In its recent accounts to Congress, HUD reported as complete at least 17 construction projects that did not deliver all of the units that had been promised. One was in Newark, where a developer received nearly $700,000 in HOME funding but completed only four of 11 units, leaving behind partially completed houses and barren lots, records and interviews show.
“We would not have characterized it as satisfactorily completed,” said Newark housing chief Michael Meyer.
HUD also reported that at least 16 projects were completed months or even years before low-income buyers purchased the units, local housing officials said. HUD’s regulations state that homeowner projects are complete only after the homes are sold.

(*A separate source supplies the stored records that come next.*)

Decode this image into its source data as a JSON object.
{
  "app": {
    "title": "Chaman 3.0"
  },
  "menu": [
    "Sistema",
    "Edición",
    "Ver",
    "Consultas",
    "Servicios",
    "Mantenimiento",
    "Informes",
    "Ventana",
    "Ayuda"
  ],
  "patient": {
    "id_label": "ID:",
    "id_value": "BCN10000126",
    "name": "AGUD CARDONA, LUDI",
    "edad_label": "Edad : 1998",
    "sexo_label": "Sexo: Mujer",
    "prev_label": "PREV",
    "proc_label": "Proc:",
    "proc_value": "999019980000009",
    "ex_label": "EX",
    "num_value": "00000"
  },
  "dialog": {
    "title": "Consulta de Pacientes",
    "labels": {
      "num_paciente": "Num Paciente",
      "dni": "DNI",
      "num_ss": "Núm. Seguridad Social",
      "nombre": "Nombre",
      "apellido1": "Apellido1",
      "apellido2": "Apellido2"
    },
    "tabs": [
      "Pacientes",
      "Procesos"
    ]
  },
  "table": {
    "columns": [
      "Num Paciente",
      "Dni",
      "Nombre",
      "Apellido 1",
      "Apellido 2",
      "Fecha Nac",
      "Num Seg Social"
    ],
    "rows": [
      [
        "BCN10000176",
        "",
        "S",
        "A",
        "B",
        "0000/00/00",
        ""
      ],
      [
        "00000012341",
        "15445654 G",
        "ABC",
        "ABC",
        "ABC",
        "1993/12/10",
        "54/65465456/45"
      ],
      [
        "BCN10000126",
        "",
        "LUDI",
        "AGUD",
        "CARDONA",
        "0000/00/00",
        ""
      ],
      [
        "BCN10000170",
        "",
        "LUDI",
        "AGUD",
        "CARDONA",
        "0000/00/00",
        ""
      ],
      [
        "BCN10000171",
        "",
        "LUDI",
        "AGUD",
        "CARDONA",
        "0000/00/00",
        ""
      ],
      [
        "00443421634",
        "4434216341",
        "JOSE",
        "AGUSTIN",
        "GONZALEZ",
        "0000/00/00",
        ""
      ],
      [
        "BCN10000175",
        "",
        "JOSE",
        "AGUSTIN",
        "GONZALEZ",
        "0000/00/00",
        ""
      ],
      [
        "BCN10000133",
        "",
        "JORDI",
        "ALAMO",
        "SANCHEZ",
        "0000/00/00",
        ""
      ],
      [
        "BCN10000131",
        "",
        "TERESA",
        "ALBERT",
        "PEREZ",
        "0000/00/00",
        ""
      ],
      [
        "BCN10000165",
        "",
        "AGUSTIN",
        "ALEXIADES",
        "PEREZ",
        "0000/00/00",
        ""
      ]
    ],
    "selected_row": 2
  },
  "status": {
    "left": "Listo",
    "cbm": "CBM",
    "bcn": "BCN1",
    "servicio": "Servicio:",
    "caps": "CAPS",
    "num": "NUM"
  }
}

Members of Congress have found similar inconsistencies. At a hearing last week, several Republican members of the House Financial Services Committee said they had tracked down reportedly completed projects in their districts and found, among other things, a vacant lot and a shuttered building.
“Where’s the money? Where are the units that were promised? Has HUD demanded repayments for units that were not built?” said Rep. Judy Biggert (R-Ill.), who chairs the Financial Services subcommittee on insurance, housing and community opportunity.